Das nächste Ziel ist die Europameistererschaft
Den die extra aus Gütersloh angereisten Eltern Galina und Alexander live vor Ort miterlebten. Auch für sie war die gesamte Veranstaltung sehr emotional. „Die beiden haben fünf Jahre lang mitbekommen, wie wir gekämpft haben“, berichtet die Tochter, die mit ihrer Familie 1999 aus Russland nach Deutschland kam, lange Jahre in Halle lebte und auf dem Kreisgymnasium zur Schule ging.
Seit 2015 wohnen die Müllers in Gütersloh nahe dem Elisabeth-Hospital. „Ich mag diese Stadt.
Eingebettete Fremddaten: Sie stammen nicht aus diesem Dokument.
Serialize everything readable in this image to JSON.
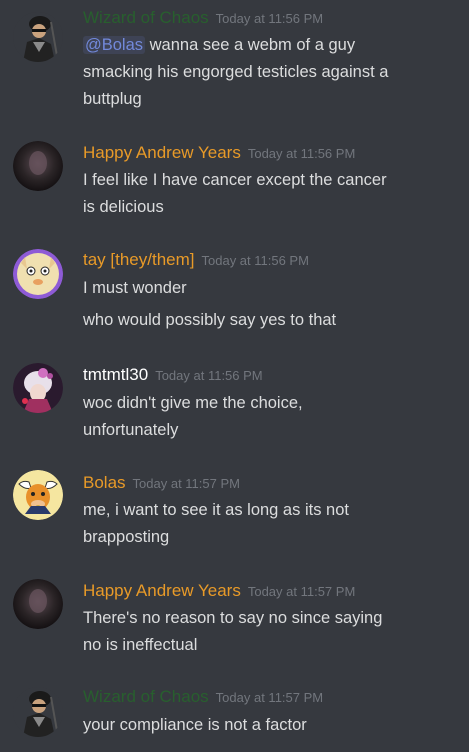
{
  "colors": {
    "background": "#36393f",
    "name_green": "#285f2e",
    "name_orange": "#e89a28",
    "name_white": "#ffffff",
    "timestamp": "#72767d",
    "text": "#dcddde",
    "mention": "#7289da"
  },
  "messages": [
    {
      "author": "Wizard of Chaos",
      "timestamp": "Today at 11:56 PM",
      "avatar": "wizard-avatar",
      "mention": "@Bolas",
      "lines": [
        "wanna see a webm of a guy",
        "smacking his engorged testicles against a",
        "buttplug"
      ]
    },
    {
      "author": "Happy Andrew Years",
      "timestamp": "Today at 11:56 PM",
      "avatar": "dark-face-avatar",
      "lines": [
        "I feel like I have cancer except the cancer",
        "is delicious"
      ]
    },
    {
      "author": "tay [they/them]",
      "timestamp": "Today at 11:56 PM",
      "avatar": "cartoon-cat-avatar",
      "lines": [
        "I must wonder",
        "who would possibly say yes to that"
      ]
    },
    {
      "author": "tmtmtl30",
      "timestamp": "Today at 11:56 PM",
      "avatar": "anime-girl-avatar",
      "lines": [
        "woc didn't give me the choice,",
        "unfortunately"
      ]
    },
    {
      "author": "Bolas",
      "timestamp": "Today at 11:57 PM",
      "avatar": "bull-avatar",
      "lines": [
        "me, i want to see it as long as its not",
        "brapposting"
      ]
    },
    {
      "author": "Happy Andrew Years",
      "timestamp": "Today at 11:57 PM",
      "avatar": "dark-face-avatar",
      "lines": [
        "There's no reason to say no since saying",
        "no is ineffectual"
      ]
    },
    {
      "author": "Wizard of Chaos",
      "timestamp": "Today at 11:57 PM",
      "avatar": "wizard-avatar",
      "lines": [
        "your compliance is not a factor"
      ]
    }
  ]
}
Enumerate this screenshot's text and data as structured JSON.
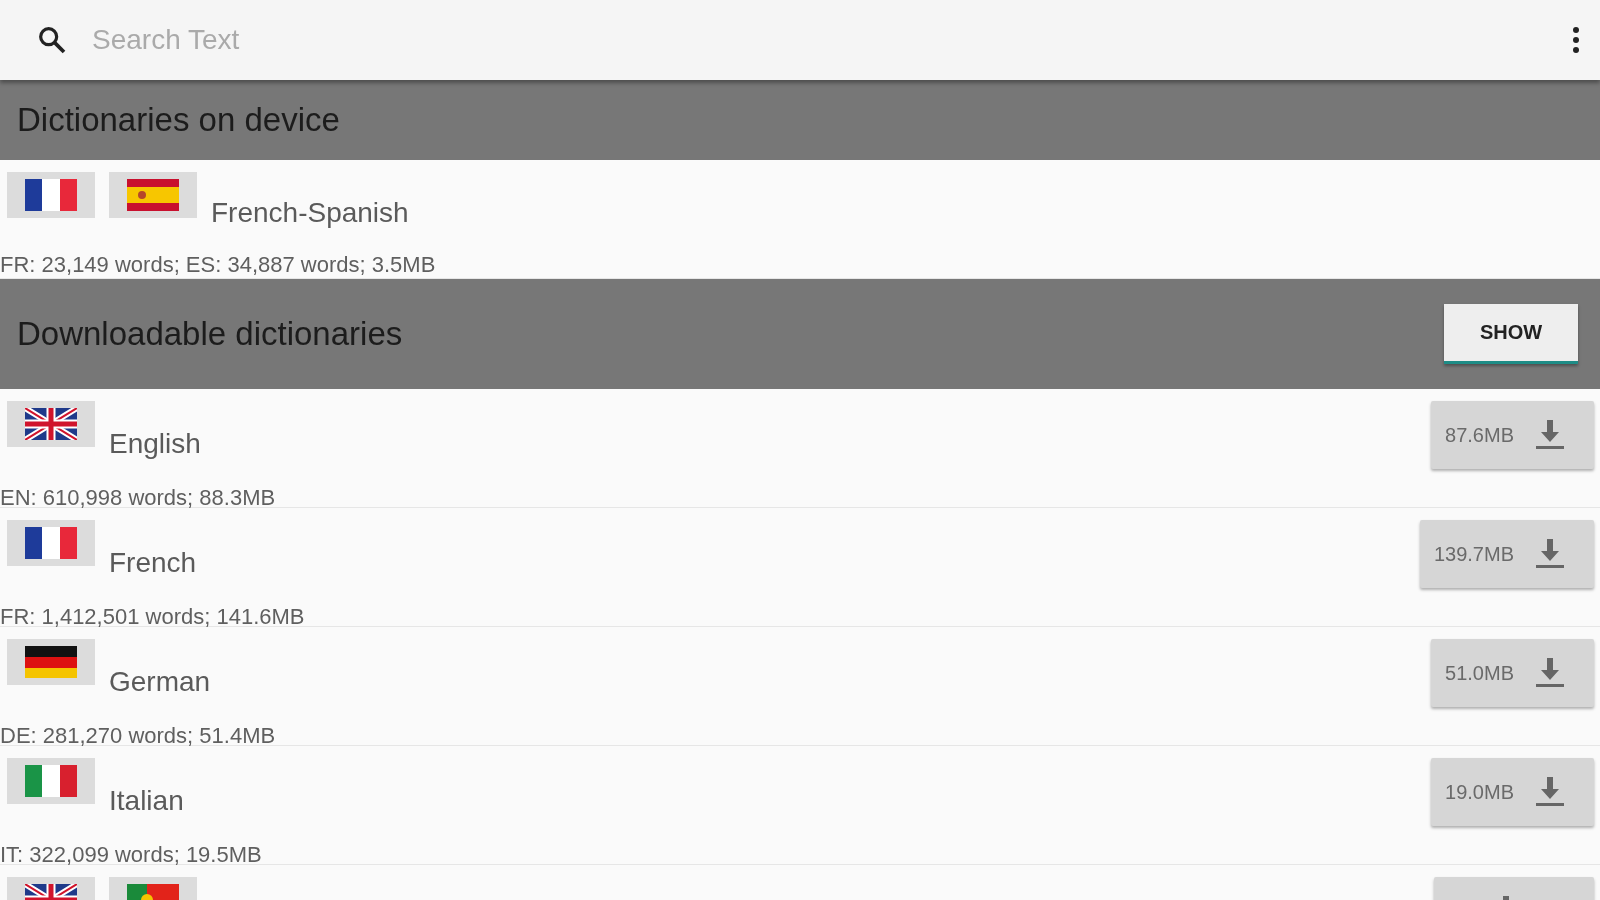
{
  "search": {
    "placeholder": "Search Text"
  },
  "sections": [
    {
      "title": "Dictionaries on device",
      "rows": [
        {
          "kind": "installed",
          "flags": [
            {
              "kind": "fr"
            },
            {
              "kind": "es"
            }
          ],
          "name": "French-Spanish",
          "info": "FR: 23,149 words; ES: 34,887 words; 3.5MB"
        }
      ]
    },
    {
      "title": "Downloadable dictionaries",
      "button": "SHOW",
      "rows": [
        {
          "kind": "downloadable",
          "flags": [
            {
              "kind": "gb"
            }
          ],
          "name": "English",
          "info": "EN: 610,998 words; 88.3MB",
          "size": "87.6MB"
        },
        {
          "kind": "downloadable",
          "flags": [
            {
              "kind": "fr"
            }
          ],
          "name": "French",
          "info": "FR: 1,412,501 words; 141.6MB",
          "size": "139.7MB"
        },
        {
          "kind": "downloadable",
          "flags": [
            {
              "kind": "de"
            }
          ],
          "name": "German",
          "info": "DE: 281,270 words; 51.4MB",
          "size": "51.0MB"
        },
        {
          "kind": "downloadable",
          "flags": [
            {
              "kind": "it"
            }
          ],
          "name": "Italian",
          "info": "IT: 322,099 words; 19.5MB",
          "size": "19.0MB"
        },
        {
          "kind": "downloadable",
          "flags": [
            {
              "kind": "gb"
            },
            {
              "kind": "pt"
            }
          ]
        }
      ]
    }
  ]
}
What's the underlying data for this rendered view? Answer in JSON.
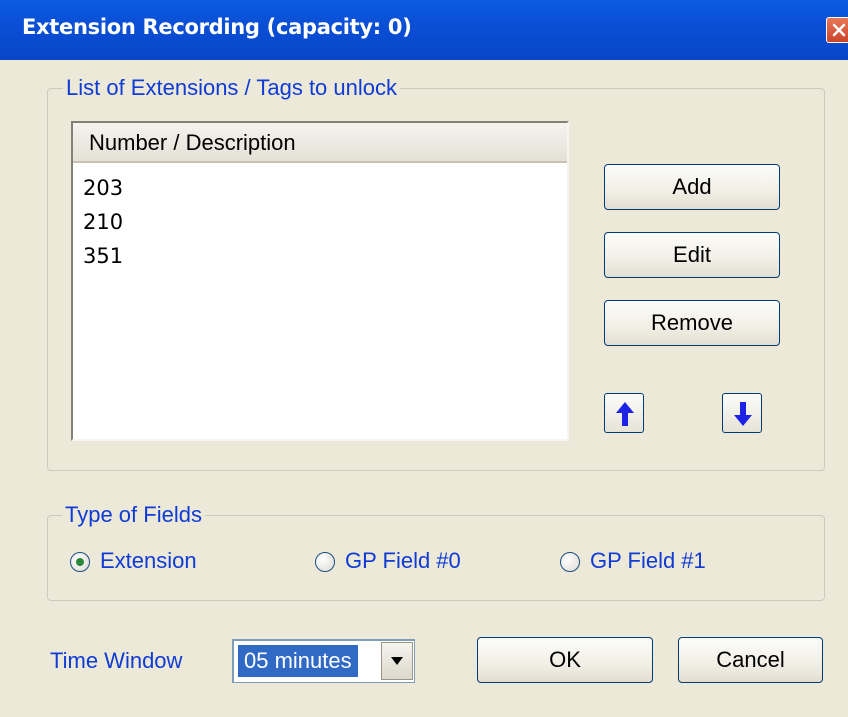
{
  "window": {
    "title": "Extension Recording (capacity: 0)"
  },
  "extensions_group": {
    "title": "List of Extensions / Tags to unlock",
    "list": {
      "column_header": "Number / Description",
      "items": [
        "203",
        "210",
        "351"
      ]
    },
    "buttons": {
      "add": "Add",
      "edit": "Edit",
      "remove": "Remove"
    },
    "icons": {
      "move_up": "arrow-up-icon",
      "move_down": "arrow-down-icon"
    }
  },
  "fields_group": {
    "title": "Type of Fields",
    "options": [
      {
        "label": "Extension",
        "selected": true
      },
      {
        "label": "GP Field #0",
        "selected": false
      },
      {
        "label": "GP Field #1",
        "selected": false
      }
    ]
  },
  "time_window": {
    "label": "Time Window",
    "selected_value": "05 minutes"
  },
  "actions": {
    "ok": "OK",
    "cancel": "Cancel"
  },
  "colors": {
    "titlebar": "#0a4fd6",
    "label_blue": "#0f3bd6",
    "arrow_blue": "#1e22e6",
    "dialog_bg": "#ece9d8",
    "selection": "#316ac5"
  }
}
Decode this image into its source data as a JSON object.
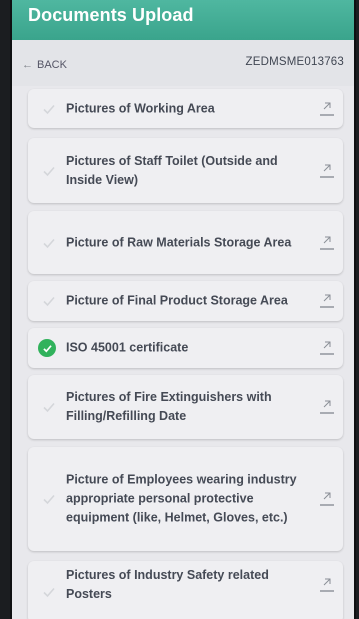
{
  "header": {
    "title": "Documents Upload"
  },
  "subbar": {
    "back_label": "BACK",
    "application_id": "ZEDMSME013763"
  },
  "documents": [
    {
      "label": "Pictures of Working Area",
      "uploaded": false
    },
    {
      "label": "Pictures of Staff Toilet (Outside and Inside View)",
      "uploaded": false
    },
    {
      "label": "Picture of Raw Materials Storage Area",
      "uploaded": false
    },
    {
      "label": "Picture of Final Product Storage Area",
      "uploaded": false
    },
    {
      "label": "ISO 45001 certificate",
      "uploaded": true
    },
    {
      "label": "Pictures of Fire Extinguishers with Filling/Refilling Date",
      "uploaded": false
    },
    {
      "label": "Picture of Employees wearing industry appropriate personal protective equipment (like, Helmet, Gloves, etc.)",
      "uploaded": false
    },
    {
      "label": "Pictures of Industry Safety related Posters",
      "uploaded": false
    }
  ],
  "colors": {
    "header": "#3fae95",
    "check_done": "#31b25c",
    "card": "#efeff2"
  }
}
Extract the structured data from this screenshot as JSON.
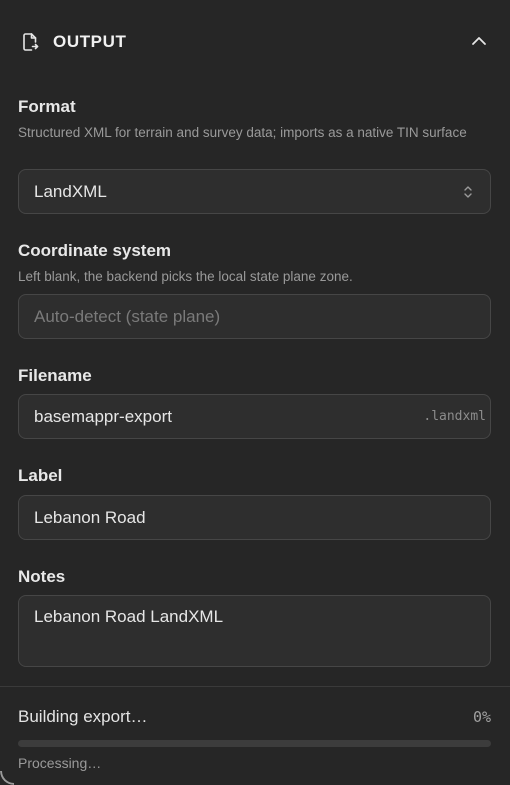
{
  "header": {
    "title": "OUTPUT",
    "icon": "file-export-icon",
    "collapse_icon": "chevron-up-icon"
  },
  "format": {
    "label": "Format",
    "description": "Structured XML for terrain and survey data; imports as a native TIN surface",
    "value": "LandXML"
  },
  "coordinate_system": {
    "label": "Coordinate system",
    "description": "Left blank, the backend picks the local state plane zone.",
    "value": "",
    "placeholder": "Auto-detect (state plane)"
  },
  "filename": {
    "label": "Filename",
    "value": "basemappr-export",
    "suffix": ".landxml"
  },
  "label_field": {
    "label": "Label",
    "value": "Lebanon Road"
  },
  "notes": {
    "label": "Notes",
    "value": "Lebanon Road LandXML"
  },
  "progress": {
    "label": "Building export…",
    "percent_text": "0%",
    "fraction": 0,
    "status": "Processing…",
    "fill_color": "#6b8afd"
  }
}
Sie ist nicht zu groß, hat aber trotzdem alles“, sagt Katharina Müller, die, wenn sie im Landesleistungszentrum Dortmund trainiert, natürlich daheim an der Dalke übernachtet: „Das ist mir wichtig, weil ich meine Familie ja kaum sehe.“ Wie jetzt, wenn in Moskau die EM-Vorbereitung ansteht.